Following the success of Up, Up and Away, which spawned two Top-20 singles on the Billboard Pop Chart, expectations were high for The Magic Garden. The album just missed the Billboard Hot 100, and no Top 20 singles emerged from it in the US. The first single, "Paper Cup", rose only to #34. "Carpet Man", the album's second single, landed at #29 in the US but found great success in Canada, charting at #3 on Toronto's CHUM chart and #11 on the RPM chart, in March 1968. The group performed the song on Kraft Music Hall (on an episode hosted by John Davidson) and The Ed Sullivan Show.

However, over the years The Magic Garden has gained cult album status.

Professional ratings
Review scores
| Source | Rating |
| AllMusic | Star |

==The Worst That Could Happen==
One of the album's cuts, "The Worst That Could Happen", was released as a single by the Brooklyn Bridge in December 1968, charting top 40 on Billboard in January and becoming a top 3 hit in the US. The 5th Dimension would have to wait for their next album, Stoned Soul Picnic, to achieve the same chart placement. To capitalize on the success of "The Worst That Could Happen", Soul City Records re-released The Magic Garden as The Worst That Could Happen. for the US market. The re-release reverses the front and back covers of the original LP. The vinyl label still retained The Magic Garden title, Soul City label and catalog number.

Although the original Magic Garden album was released in mono in both the US (SCM-91001) and UK (LBL 83098), the reissue as The Worst That Could Happen was only released in stereo (SCS-92001).
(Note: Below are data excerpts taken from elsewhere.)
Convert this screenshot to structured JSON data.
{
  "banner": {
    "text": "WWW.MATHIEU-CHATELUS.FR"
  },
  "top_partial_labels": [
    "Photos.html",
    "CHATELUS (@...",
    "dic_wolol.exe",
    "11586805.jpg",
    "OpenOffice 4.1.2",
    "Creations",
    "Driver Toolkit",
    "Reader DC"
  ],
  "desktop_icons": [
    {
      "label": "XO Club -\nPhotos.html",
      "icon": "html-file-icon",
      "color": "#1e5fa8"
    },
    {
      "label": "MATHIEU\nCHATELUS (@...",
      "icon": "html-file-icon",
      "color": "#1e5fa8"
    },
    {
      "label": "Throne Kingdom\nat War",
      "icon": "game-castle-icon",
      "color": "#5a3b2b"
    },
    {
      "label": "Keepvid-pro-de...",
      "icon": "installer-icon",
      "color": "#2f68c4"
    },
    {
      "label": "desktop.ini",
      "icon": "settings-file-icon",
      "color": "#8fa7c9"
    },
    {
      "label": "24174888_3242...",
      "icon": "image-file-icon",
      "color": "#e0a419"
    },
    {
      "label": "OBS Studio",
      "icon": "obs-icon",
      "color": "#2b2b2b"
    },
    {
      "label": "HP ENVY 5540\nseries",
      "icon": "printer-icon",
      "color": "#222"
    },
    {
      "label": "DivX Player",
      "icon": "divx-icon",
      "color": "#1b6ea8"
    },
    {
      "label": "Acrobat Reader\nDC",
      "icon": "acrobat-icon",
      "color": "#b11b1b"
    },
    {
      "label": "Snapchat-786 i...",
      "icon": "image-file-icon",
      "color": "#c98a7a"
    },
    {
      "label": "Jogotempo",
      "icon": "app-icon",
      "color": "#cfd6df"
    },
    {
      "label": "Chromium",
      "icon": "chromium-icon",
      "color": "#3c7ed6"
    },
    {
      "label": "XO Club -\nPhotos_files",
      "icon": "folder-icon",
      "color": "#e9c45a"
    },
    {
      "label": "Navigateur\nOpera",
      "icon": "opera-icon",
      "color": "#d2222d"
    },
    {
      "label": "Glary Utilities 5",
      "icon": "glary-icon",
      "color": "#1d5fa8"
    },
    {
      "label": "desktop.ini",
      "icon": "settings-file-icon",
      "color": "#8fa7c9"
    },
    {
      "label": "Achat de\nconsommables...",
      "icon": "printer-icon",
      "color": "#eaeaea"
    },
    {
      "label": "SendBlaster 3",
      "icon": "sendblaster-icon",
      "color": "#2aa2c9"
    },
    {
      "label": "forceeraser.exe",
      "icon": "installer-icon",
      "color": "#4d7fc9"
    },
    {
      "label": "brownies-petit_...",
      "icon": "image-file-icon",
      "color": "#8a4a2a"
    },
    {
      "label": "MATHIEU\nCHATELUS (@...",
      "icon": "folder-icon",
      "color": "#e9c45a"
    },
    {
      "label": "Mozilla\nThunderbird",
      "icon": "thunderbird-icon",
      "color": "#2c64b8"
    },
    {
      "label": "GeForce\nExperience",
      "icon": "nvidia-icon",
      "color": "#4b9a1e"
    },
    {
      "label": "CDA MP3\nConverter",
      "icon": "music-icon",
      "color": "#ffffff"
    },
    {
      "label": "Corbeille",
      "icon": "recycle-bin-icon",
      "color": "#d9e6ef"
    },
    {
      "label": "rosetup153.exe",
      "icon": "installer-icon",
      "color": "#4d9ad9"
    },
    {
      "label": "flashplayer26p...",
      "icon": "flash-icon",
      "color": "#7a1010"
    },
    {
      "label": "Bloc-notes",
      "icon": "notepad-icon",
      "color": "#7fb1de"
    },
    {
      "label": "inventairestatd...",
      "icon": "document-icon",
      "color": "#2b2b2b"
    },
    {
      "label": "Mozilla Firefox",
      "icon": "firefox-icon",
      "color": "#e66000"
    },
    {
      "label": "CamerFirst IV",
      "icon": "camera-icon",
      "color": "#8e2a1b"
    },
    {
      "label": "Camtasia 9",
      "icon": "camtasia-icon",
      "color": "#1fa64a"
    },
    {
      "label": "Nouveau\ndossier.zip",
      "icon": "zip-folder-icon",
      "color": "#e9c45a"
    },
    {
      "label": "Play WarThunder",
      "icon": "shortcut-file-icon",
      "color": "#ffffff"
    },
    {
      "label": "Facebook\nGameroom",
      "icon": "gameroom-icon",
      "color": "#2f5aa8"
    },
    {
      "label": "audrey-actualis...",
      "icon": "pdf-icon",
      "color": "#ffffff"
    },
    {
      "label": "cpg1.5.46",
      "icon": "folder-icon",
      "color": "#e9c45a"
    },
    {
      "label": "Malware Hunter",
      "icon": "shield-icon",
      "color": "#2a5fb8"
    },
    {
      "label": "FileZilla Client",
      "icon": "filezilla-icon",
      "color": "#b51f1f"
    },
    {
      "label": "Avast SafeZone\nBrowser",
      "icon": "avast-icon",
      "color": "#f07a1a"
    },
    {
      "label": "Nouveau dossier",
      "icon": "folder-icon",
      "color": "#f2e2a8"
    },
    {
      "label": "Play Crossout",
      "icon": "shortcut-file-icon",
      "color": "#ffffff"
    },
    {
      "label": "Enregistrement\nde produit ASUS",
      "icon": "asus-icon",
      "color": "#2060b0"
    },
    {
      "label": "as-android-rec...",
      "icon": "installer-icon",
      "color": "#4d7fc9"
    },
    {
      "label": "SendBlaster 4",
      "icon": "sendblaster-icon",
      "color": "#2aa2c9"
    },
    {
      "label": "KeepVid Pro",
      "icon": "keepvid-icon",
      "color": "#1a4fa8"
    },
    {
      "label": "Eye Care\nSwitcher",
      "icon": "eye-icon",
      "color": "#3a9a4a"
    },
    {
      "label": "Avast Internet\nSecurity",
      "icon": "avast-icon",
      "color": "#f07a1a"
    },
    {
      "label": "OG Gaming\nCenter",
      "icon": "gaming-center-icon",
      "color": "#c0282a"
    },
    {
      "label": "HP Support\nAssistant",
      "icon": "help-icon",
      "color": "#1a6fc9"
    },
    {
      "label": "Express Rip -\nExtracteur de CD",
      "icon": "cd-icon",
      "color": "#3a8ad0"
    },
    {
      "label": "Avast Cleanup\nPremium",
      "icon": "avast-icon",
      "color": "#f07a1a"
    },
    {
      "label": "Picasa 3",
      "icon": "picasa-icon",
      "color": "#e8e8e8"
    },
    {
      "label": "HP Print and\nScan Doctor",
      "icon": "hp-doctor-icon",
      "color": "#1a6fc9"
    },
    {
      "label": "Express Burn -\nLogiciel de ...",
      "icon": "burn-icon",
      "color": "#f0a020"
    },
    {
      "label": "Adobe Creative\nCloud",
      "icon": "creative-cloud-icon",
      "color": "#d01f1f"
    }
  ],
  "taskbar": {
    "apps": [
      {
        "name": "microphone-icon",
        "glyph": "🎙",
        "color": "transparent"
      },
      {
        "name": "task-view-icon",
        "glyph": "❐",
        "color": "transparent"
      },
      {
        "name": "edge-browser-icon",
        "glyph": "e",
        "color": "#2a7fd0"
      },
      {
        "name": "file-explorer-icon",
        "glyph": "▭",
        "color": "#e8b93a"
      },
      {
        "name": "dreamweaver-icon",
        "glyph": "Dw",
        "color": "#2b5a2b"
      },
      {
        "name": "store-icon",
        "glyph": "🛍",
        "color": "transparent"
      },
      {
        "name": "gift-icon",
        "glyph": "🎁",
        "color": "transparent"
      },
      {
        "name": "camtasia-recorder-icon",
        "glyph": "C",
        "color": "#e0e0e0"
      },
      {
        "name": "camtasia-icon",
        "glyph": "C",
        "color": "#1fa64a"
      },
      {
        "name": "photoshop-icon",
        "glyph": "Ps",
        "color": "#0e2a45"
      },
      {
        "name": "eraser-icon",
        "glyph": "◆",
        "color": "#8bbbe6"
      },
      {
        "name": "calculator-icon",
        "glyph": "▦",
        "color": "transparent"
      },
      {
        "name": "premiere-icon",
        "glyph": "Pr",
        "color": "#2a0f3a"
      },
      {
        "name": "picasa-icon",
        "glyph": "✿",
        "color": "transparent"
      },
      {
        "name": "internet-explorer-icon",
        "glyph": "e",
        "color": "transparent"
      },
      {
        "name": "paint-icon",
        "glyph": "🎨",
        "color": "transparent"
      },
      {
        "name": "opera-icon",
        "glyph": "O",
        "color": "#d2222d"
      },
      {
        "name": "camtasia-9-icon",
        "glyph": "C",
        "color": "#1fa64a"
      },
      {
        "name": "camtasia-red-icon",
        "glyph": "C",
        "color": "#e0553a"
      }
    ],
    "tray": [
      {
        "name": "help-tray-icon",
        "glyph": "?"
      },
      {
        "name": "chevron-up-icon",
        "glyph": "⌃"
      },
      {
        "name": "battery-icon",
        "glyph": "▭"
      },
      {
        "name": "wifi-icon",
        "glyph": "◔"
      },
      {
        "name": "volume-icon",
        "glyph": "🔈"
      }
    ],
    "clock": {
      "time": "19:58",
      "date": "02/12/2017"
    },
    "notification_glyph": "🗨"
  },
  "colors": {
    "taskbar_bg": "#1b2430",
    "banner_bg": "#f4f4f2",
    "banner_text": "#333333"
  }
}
The album, retitled The Worst That Could Happen. The front cover is an image originally used on the back cover of The Magic Garden.

==Track listing==
All songs were written by Jimmy Webb, except where noted.

- Side one
1. "Prologue" – 1:24
2. "The Magic Garden" – 2:48
3. "Summer's Daughter" – 3:03
4. "Dreams/Pax/Nepenthe" – 3:24
5. "Carpet Man" – 3:16
6. "Ticket to Ride" (John Lennon, Paul McCartney) – 4:00

- Side two
7. "Requiem: 820 Latham" – 4:26
8. "The Girls' Song" – 4:09
9. "The Worst That Could Happen" – 2:37
10. "Orange Air" – 2:38
11. "Paper Cup" – 2:48
12. "Epilogue" – :56

==Personnel==
- Billy Davis Jr. – lead vocals (track 9), background vocals
- Florence LaRue – lead vocals (tracks 5, 8), background vocals
- Marilyn McCoo – lead vocals (track 5, 8), background vocals
- Lamonte McLemore – background vocals
- Ron Townson – background vocals
- Jimmy Webb – orchestra conductor
- Dennis Budimir, Mike Deasy, Johnny Rivers, Tommy Tedesco – guitar
- Joe Osborn – bass guitar
- Hal Blaine – drums
- Larry Knechtel – keyboards

==Charts==

===Album===

Weekly chart peaks for The Magic Garden
| Chart (1968) | Peak position |
|---|---|
| US Billboard Top LP's | 105 |
| US Billboard Hot R&B LP's | 43 |
| US Cashbox Top 100 Albums | 56 |

===Singles===

| Year | Single | Chart | Peak position |
| 1967 | "Paper Cup" | Billboard Hot 100 | 34 |
| 1968 | "Carpet Man" | 29 |
| 1970 | "The Girls' Song" | 43 |

==Cultural impact==
"Carpet Man" has been covered by the Nocturnes, the Charade, the Parking Lot, and by the founder of the 5th Dimension's Soul City record label, Johnny Rivers.
Dusty Springfield recorded a cover of "The Magic Garden", which surfaced on a Springfield anthology in the 1990s.